Aos poucos, atraídos pela nova da visita, começaram a chegar ao bentém os outros homens grandes da morança que vinham falar mantenha aos visitantes. Novamente se passou à ladainha dos cumprimentos, repetida tantas vezes quantos eram os recém chegados. Foram trazidos bancos das casas e todos se sentaram formando um círculo. Os olhos dos presentes não se despregavam do rosto de Mamadú, que entre dois tiques tentava responder às perguntas dos seus interlocutores. Enquanto isso a meninada, numa delirante galhofada, ia espreitando por uma nesga do crintim o comerciante que daí para a frente seria motivo de chacota na tabanca.

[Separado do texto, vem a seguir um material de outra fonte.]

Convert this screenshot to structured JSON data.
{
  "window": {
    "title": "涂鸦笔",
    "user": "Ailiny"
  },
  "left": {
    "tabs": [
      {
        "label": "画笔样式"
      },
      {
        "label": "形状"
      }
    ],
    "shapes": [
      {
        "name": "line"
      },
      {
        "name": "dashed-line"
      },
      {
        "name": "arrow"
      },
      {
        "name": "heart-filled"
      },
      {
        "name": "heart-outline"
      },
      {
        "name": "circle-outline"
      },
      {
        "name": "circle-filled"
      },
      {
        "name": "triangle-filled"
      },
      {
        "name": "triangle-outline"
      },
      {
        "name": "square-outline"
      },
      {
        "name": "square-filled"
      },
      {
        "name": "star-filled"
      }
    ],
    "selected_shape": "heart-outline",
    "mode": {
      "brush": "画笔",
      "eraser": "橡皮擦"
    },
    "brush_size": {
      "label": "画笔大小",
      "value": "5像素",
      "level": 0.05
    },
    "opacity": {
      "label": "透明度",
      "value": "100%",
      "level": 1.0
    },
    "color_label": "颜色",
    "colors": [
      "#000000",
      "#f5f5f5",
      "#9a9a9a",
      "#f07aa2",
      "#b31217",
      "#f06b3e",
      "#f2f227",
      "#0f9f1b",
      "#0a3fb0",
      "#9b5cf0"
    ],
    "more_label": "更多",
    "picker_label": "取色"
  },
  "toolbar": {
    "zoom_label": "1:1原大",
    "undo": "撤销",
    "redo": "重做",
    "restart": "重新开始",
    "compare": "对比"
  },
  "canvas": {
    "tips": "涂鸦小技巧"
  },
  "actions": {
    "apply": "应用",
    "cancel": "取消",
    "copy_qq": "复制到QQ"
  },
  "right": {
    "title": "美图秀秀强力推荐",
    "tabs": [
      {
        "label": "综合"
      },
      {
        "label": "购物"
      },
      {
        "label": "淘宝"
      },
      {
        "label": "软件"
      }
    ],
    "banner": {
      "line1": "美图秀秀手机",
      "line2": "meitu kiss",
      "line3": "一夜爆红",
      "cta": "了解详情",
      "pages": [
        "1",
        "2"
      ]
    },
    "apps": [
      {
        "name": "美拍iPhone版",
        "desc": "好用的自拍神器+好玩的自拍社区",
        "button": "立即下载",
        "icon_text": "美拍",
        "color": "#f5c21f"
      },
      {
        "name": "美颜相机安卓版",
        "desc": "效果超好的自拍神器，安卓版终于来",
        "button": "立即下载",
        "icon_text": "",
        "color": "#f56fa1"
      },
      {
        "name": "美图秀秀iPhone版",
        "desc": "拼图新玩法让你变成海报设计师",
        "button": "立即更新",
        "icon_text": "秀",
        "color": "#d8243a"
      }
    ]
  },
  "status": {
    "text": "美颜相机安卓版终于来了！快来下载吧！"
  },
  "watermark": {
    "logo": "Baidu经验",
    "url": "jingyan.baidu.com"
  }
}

Terminados os cumprimentos, Mamadú limpou a garganta e olhou para Cau Tcherno para incitá-lo a iniciar a conversa. O homem grande passou as mãos pelo rosto e fixou Serifo nos olhos.
– Serifo, teu pai e eu somos mandjuas e levantamos juntos deste chão. Considero os seus filhos como sendo meus e o bem que quero para os meus quero-o também para os dele.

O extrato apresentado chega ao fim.